If you are a customer of a company that does it, ask to set a password on the account instead (then call later and check to make sure that they actually enforce it!). If they don’t allow you to do that, or fail to enforce it, then get on social media and shame them. One company I use will let you do it, but they’ve created a massive barrier – they let you create an insecure authenticator over the phone or line, but require a time consuming in-person visit to use a secure one!
If you’re a developer and asked to write code to implement SSN based authentication, push back. If you’re the business analyst who wrote that requirement, change it. If you’re the executive who approved the requirements, unapproved it. If you’re the QA engineer who tested a system that uses it, fail it. If you’re a security professional, launch a project to remove it from legacy systems.

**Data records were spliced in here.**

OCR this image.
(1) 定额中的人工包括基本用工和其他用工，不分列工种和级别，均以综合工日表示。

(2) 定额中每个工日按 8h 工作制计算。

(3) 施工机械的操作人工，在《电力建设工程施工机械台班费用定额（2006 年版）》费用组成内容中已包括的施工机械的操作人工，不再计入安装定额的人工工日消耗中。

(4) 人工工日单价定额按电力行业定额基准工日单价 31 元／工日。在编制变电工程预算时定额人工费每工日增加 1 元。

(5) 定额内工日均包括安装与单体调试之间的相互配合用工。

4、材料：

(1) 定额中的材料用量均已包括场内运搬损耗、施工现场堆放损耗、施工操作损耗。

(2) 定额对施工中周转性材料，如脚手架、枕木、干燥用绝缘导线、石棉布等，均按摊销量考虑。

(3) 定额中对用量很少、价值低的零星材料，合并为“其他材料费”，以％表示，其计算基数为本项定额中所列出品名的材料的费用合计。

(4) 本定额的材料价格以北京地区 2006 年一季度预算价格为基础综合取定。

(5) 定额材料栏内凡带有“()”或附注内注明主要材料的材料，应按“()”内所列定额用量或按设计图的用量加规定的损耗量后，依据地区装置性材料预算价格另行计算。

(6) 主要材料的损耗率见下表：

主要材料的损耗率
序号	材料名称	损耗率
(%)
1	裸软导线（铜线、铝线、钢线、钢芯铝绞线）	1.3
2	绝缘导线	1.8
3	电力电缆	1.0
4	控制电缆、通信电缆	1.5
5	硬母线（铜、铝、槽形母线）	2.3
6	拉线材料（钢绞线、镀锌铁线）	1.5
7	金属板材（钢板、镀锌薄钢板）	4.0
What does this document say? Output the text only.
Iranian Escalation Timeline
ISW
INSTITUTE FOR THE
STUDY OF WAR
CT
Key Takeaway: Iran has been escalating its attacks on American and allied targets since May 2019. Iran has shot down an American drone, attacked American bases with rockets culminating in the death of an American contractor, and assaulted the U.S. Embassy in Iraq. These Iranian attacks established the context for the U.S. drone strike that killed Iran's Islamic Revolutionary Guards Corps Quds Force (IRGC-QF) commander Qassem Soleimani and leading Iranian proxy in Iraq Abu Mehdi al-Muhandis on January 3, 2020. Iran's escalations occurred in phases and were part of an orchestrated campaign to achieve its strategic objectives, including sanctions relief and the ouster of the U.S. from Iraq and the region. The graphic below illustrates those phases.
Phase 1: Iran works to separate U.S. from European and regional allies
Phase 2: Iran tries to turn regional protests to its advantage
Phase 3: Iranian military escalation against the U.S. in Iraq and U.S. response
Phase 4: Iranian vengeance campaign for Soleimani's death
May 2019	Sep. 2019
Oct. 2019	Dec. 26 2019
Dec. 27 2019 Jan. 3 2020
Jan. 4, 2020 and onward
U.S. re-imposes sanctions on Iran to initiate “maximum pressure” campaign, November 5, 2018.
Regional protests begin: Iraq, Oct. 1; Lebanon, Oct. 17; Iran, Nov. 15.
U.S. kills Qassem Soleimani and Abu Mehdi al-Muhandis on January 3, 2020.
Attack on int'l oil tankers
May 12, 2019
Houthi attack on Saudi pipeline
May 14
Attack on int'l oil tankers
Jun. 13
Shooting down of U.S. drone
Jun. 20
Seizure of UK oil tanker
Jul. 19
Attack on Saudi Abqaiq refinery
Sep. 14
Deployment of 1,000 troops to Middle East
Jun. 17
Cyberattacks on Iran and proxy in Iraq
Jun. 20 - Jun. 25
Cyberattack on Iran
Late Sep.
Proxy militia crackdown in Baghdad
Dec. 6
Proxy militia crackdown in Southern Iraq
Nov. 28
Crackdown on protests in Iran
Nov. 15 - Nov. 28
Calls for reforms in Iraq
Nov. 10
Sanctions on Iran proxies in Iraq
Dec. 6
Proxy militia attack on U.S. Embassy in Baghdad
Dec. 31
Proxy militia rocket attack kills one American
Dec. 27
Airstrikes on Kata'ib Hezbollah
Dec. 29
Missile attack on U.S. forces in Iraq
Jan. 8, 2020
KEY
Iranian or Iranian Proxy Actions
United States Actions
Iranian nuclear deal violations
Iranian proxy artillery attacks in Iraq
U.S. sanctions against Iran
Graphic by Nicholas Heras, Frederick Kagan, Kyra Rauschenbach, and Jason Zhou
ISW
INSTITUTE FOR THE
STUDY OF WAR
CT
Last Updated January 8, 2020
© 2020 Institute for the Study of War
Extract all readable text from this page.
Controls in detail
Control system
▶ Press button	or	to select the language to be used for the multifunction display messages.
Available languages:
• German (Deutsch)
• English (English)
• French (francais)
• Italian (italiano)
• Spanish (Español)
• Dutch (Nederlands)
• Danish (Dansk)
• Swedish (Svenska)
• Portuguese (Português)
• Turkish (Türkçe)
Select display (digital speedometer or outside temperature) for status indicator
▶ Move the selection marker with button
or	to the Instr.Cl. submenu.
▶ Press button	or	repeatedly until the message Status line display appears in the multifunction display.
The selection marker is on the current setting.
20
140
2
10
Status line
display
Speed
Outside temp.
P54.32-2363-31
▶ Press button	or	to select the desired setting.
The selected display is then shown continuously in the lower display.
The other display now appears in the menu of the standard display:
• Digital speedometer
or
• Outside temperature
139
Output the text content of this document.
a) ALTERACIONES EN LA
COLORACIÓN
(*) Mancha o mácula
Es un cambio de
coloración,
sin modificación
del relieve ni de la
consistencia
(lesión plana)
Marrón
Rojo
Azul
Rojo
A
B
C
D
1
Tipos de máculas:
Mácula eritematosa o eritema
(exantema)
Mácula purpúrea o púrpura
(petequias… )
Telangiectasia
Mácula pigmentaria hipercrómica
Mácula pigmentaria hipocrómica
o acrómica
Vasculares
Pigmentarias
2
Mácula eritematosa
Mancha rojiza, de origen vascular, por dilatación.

If you’re an auditor reviewing a system that uses SSN like this, fail them. If you’re a regulator defining acceptable practices, ban it. If you’re a congresscritter, outlaw it. Everyone, everywhere, needs to push back on this outdated, dangerous and lazy approach to security.
For new account setup, knowledge based authentication (KBA) has issues (particularly after the recent breaches), but it’s still better than a raw SSN. For existing accounts, two-factor via SMS isn’t perfect, but it’s better than single-factor, or use out-of-band (e.g. US Mail) to send a 6+ digit random PIN code. Or one of many other alternatives that doesn’t use the single most targeted and compromised piece of personal information in existence.
Security is the poster child for continuous improvement – let’s make it better tomorrow than it is today. Retiring the ‘last four digits of your SSN’ is a darned good first step.